Olmaz mı... Özellikle de anne babayı kaybedince onları çok daha fazla hatırlıyorsunuz. O dönemin Ramazanlarını, Ramazan'daki şekerleri, kakeleri düşünüyorum. Bizim zamanımızda televizyon yoktu, Hacivat Karagöz oynatılırdı, onları düşünüyorum… Eskiden bayramlarda Antep'e giderdim, şimdi gidemiyorum çünkü annem babam yok. Antep'te bayram başka olurdu. Eğer babam beni sabah namazlarına götürmeseydi, sahurlara kalkmasaydım, o Ramazanları yaşamasaydım, o Karagöz Hacivatları görmeseydim bugünkü derinlik olmazdı. Farklı kültürlerle çok içli dışlı oldum. Asıl bir zenginlik var ise bence, budur. İyi ki çok kültürlü bir ortamdan gelmişim ve o günleri yaşamışım. Onlar olduğu için bir yazar derinliği, bir yazar kültürüne sahip olmuşum. Bunun kıymetini bilmek lazım. Bayram dediğimiz şey aslında komşularımızla, şehrimizle, ülkemizle, dünyayla, öteki canlılarla, doğayla barıştığımız şeydir. Artık birbirimizi düşman olarak görmekten vazgeçelim. Sonsuz bir kardeşliği, sonsuz bir dostluğu hakim kılmaya çalışalım. Bunun için; zalim olmayacaksın. Hırsızlık yapmayacaksın. Yalan söylemeyeceksin.

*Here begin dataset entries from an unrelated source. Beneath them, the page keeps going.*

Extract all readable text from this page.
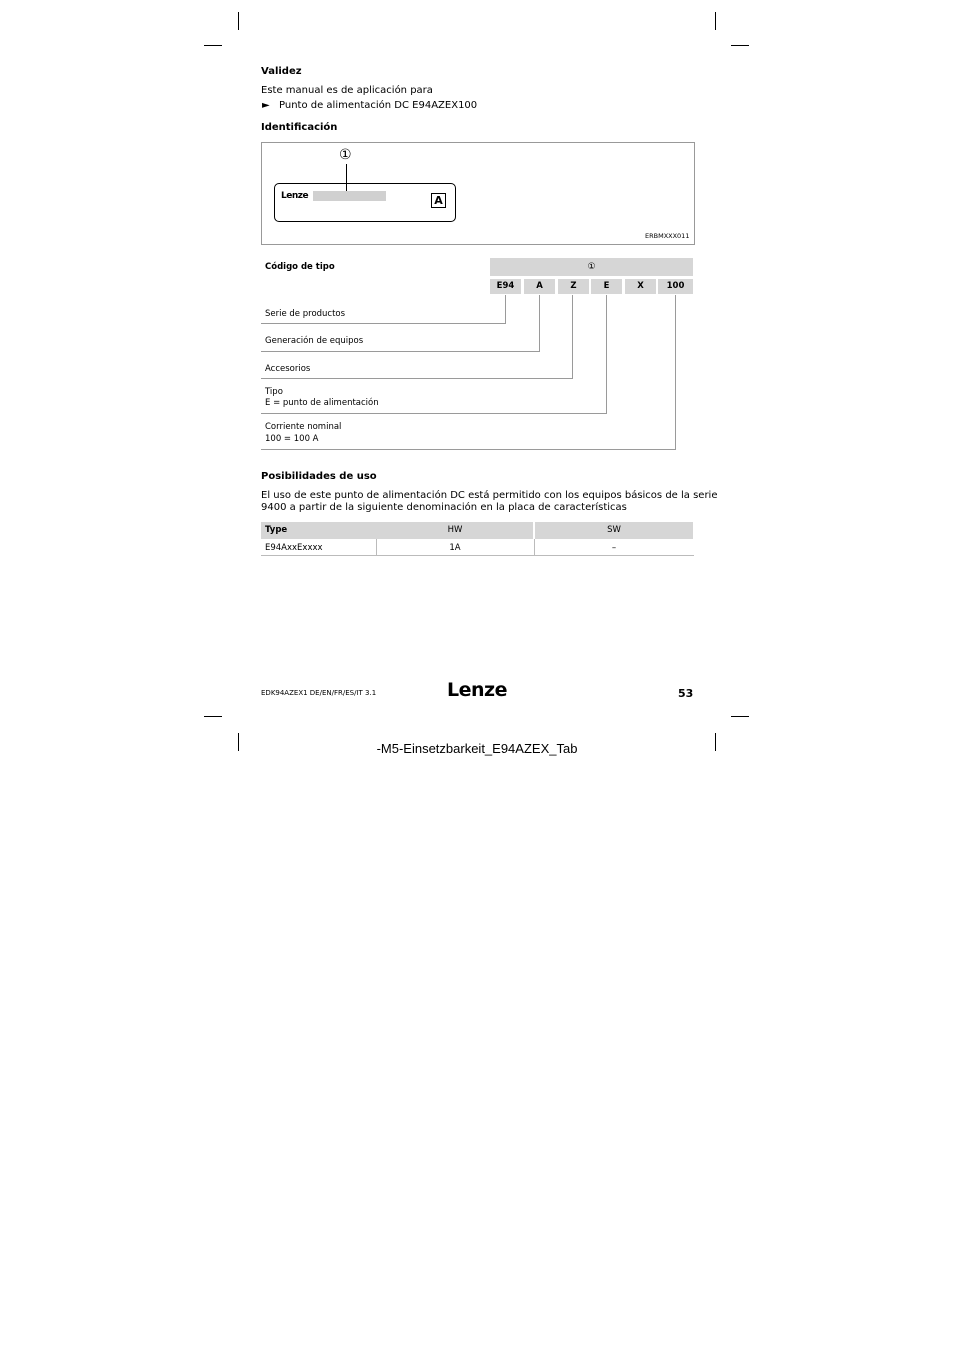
Validez
Este manual es de aplicación para
► Punto de alimentación DC E94AZEX100
Identificación
①
Lenze	A
ERBMXXX011
Código de tipo	①
E94	A	Z	E	X	100
Serie de productos
Generación de equipos
Accesorios
Tipo
E = punto de alimentación
Corriente nominal
100 = 100 A
Posibilidades de uso
El uso de este punto de alimentación DC está permitido con los equipos básicos de la serie
9400 a partir de la siguiente denominación en la placa de características
Type	HW	SW
E94AxxExxxx	1A	–
EDK94AZEX1 DE/EN/FR/ES/IT 3.1	Lenze	53
-M5-Einsetzbarkeit_E94AZEX_Tab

Bugünkü sorunların temeli İttihat ve Terakki'ye dayanıyor
Yeni kitabınızı birkaç hafta sonra raflarda göreceğiz. Nasıl bir çalışma bekliyor Ahmet Ümit okurlarını?
Bugünkü sorunlar, despotizm, demokrasinin kurulamayışı, çok seslilik, bütün bunların hepsinin aslında yüz yıl önce kümelendiği sorunların yaşandığı bir dönemi anlatıyorum; İttihat ve Terakki. 1906-1908 yılında başlayıp 1918'de sona eren; Cemal, Enver ve Talat Paşa'nın kaçmasıyla nihayete eren süreci anlatıyorum. Özgürlük hareketi olarak başlayıp bir despotizme dönüşen hareketi anlatıyorum. Bugünle çok büyük benzerlikler var. Bugünün şifrelerini anlamak için o döneme bakmak gerekiyor. Çok güzel bir aşk hikâyesini ele aldım. Bir Müslüman gencin bir Yahudi kıza âşık olması, ona yazdığı günlüklerden, jurnallerden oluşan bir mektup bu. O büyük karmaşa, o büyük girdap... O 600 yıl hükümdar olan büyük Osmanlı, neden 19. yüzyılın sonunda, İngiltere gibi, Fransa gibi, Amerika gibi, İtalya gibi bir zamanlar ciddiye bile almadığımız devletlerin gerisinde kaldık ve onlara yem olduk. Bunları anlatan ve o kardeşliği nerede kaybettiğimizi konu alan bir kitap. Tarihi bir kitap ama güncel sorunlara göndermelerle dolu.